R.E.M. can still be a thrilling band live, but its commercial heyday was long ago — back when the U.S. president was Ronald Reagan, in fact — and even diehard fans acknowledge that the trio’s recorded work has limped since the band’s original drummer, Bill Berry, left 11 years ago. The band’s decision to distribute the “Supernatural Superserious” video is, at its heart, an attempt to create buzz for the record. That’s something the band has been trying for months, in particular its attempt to hype the relatively rocking nature of the new record, after a number of ballad-heavy snoozefests.

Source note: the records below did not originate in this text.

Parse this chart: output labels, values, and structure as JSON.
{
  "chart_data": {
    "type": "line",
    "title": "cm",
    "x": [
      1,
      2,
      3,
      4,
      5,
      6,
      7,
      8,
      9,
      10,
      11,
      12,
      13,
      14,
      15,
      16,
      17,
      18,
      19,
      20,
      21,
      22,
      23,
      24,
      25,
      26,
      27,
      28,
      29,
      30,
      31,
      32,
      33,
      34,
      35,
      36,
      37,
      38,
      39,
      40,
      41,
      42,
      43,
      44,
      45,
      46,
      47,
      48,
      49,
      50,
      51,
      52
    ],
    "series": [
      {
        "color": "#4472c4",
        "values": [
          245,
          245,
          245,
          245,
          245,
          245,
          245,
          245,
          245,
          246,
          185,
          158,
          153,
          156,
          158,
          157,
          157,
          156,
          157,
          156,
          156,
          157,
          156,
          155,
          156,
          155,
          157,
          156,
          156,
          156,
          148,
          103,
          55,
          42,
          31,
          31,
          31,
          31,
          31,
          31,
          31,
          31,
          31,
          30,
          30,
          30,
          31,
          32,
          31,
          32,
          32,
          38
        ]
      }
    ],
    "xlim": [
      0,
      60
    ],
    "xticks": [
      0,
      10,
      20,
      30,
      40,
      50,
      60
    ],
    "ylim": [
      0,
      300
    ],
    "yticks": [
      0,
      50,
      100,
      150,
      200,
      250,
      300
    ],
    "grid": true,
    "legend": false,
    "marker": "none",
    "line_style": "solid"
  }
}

That’s not necessarily a bad thing. Commercial desperation can lead to innovation, both in terms of the art itself and the art with which you sell it. Everyone is eulogizing the death of the traditional rock’n’roll business, but the successful old rockers are still successful. Bruce Springsteen is selling out arenas and will move up to stadiums in the summer. Tom Petty’s Super Bowl halftime gig — timed right before his summer tour tickets went on sale — rejuvenated his record sales. And the hoary hard-rock band Aerosmith has turned to a new installment in a successful videogame franchise to keep up its profile. Even when radio and even video outlets have turned cool to these performers, there’s still an audience waiting to hear, see, or play with them. The lack of traditional intermediaries does not mean there’s a lack of audience.

Having emerged from the early-’80s Amerindie movement, an assemblage of rock’n’roll bands with a combination of optimism and hardheadedness that mirrored the very best of the open source movement, R.E.M. knows it can’t compete with what’s at the top of the charts. It’s unlikely that fans of the current flavors — Miley Cyrus, Flo Rida, or T-Pain — will be moved by R.E.M.’s music. But the band isn’t ready to rent its songs to Madison Avenue or diverge from the aesthetic that made them stars. If you can’t play on an even field, change the field. Just as open source projects reached critical mass by serving areas the proprietary vendors were ignoring or giving short shrift, the Amerindie bands — in love with punk’s sense of possibility — provided an alternative to the mainstream. Now, the thinking goes, we can’t get people to find out about our new record the usual ways, we have to find new ways. The future, as always, belongs to the clever.